Over the past seven years her research has been focusing on three main strands: applied storytelling on environmental issues; digital storytelling in (cultural/heritage) education; storytelling and urban design. More recently, after having joined HEART – Healing Education Animation Research Therapy, she has been exploring digital storytelling as therapeutic intervention.
Before moving to the UK, she was the coordinator of the Multimedia Department at BAICR Sistema Cultura, in Italy, a consortium of five cultural institutions with the aim of contributing to the enhancement of the historical and cultural heritage through the use of innovative methodologies, communicative approaches and the creation of digital environments. She is also a journalist and a SEO manager.
Angeles Sánchez PaniaguaSenior Lecturer and Director of UNED UNESCO Chair in Distance Education (CUED), Universidad Nacional de Educación a Distancia, Madrid, Spain
Ángeles Sánchez-Elvira Paniagua holds a PhD in Psychology and is Senior Lecturer in the Faculty of Psychology of UNED since 1991. Director of UNED UNESCO Chair in Distance Education (CUED) since February 2021, she has a long expertise in methodological innovation in open and distance education due to her management responsibilities in UNED as IUED Director (UNED University Institute for Distance Education) 2004 -2013 and May 2019 until now, and IUED Academic Staff Training Deputy Director 2001 – 2004.

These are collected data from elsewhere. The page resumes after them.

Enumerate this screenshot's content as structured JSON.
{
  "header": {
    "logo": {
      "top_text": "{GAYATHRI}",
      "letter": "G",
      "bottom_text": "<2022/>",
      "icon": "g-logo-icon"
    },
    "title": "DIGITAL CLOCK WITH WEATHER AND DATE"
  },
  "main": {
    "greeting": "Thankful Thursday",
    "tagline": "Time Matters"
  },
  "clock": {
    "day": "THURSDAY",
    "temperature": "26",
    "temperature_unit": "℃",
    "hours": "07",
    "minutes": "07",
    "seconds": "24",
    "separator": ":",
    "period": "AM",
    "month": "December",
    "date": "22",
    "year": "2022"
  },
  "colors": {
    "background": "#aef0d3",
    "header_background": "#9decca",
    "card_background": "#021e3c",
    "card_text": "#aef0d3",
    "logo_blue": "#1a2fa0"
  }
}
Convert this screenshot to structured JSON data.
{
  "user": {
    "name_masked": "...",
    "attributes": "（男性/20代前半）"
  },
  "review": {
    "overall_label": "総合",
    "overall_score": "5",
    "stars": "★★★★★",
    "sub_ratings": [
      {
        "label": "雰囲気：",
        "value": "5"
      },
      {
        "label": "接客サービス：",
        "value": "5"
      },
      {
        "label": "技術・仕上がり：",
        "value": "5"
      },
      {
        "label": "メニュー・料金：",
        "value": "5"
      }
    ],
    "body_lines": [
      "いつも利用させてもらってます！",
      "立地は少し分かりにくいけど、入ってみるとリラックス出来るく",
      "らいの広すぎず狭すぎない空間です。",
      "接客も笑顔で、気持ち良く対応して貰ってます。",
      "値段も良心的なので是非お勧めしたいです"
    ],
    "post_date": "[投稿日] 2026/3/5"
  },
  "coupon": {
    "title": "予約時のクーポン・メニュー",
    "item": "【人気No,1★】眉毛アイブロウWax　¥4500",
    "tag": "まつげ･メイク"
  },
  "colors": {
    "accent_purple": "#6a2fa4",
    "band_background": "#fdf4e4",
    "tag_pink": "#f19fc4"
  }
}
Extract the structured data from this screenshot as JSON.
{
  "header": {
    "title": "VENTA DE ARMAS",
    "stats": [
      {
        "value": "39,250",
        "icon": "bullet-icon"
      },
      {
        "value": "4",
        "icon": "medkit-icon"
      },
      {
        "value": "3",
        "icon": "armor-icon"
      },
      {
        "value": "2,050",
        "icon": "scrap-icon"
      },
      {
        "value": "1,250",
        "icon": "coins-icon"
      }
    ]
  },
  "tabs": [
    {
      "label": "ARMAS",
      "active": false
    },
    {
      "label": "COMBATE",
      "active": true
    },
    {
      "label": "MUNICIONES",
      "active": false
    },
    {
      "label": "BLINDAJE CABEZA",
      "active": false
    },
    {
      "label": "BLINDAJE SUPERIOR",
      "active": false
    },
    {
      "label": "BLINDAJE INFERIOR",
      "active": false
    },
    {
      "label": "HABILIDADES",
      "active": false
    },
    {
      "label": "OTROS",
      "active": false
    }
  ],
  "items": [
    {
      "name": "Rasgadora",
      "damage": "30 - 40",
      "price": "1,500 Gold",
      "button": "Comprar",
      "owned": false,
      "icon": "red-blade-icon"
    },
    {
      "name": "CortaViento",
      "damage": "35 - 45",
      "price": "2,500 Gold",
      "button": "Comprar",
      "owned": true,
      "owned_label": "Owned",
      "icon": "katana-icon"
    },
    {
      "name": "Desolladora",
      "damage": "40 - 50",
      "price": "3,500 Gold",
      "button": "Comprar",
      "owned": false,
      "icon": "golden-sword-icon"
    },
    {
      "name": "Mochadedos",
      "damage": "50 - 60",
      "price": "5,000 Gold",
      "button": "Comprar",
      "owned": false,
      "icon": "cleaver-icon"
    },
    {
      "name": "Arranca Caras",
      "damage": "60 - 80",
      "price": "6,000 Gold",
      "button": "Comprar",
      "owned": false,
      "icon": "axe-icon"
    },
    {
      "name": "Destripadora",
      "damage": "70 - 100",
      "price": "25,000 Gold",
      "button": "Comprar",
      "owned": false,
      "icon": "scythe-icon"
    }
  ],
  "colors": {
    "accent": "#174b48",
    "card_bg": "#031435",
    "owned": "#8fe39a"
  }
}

She was the Director of the Iberoamerican Course for Distance Education (2004 -2012). As a specialist in OER (Open Educational Resources), she was the coordinator of the first Latin-American MOOC, “Ibervirtual UNED COMA: Basic Digital Competences”, also participating in the design and implementation of the MOOC “ICTs for teaching and learning”.
She is a member of the UNED group of innovation SMART-CG (Smart and Adaptive Learning and Teaching- Crowding Group), coordinating and participating in numerous UNED innovation projects.
She is chair of the Student Support field of expertise of the EMPOWER project (European Association of Distance Teaching Universities, EADTU) and a member of the team of reviewers of EADTU for assessing quality in open and distance education (e-Xcellence project) and EADTU Special Interest Group on online assessment. Member of different European digital and distance education innovation projects, she has research, publications, and many contributions in conferences in this domain, as well as national and international counseling and training for universities and other organizations and companies in their transition to digital and distance teaching and learning. In the field of Open and Inclusive museums, she has participated as member of the UNED theam in two projects, Mussacces and Erasmus+ Spektrum, and she is currently member of the Erasmus+ Inclusive Memory Project.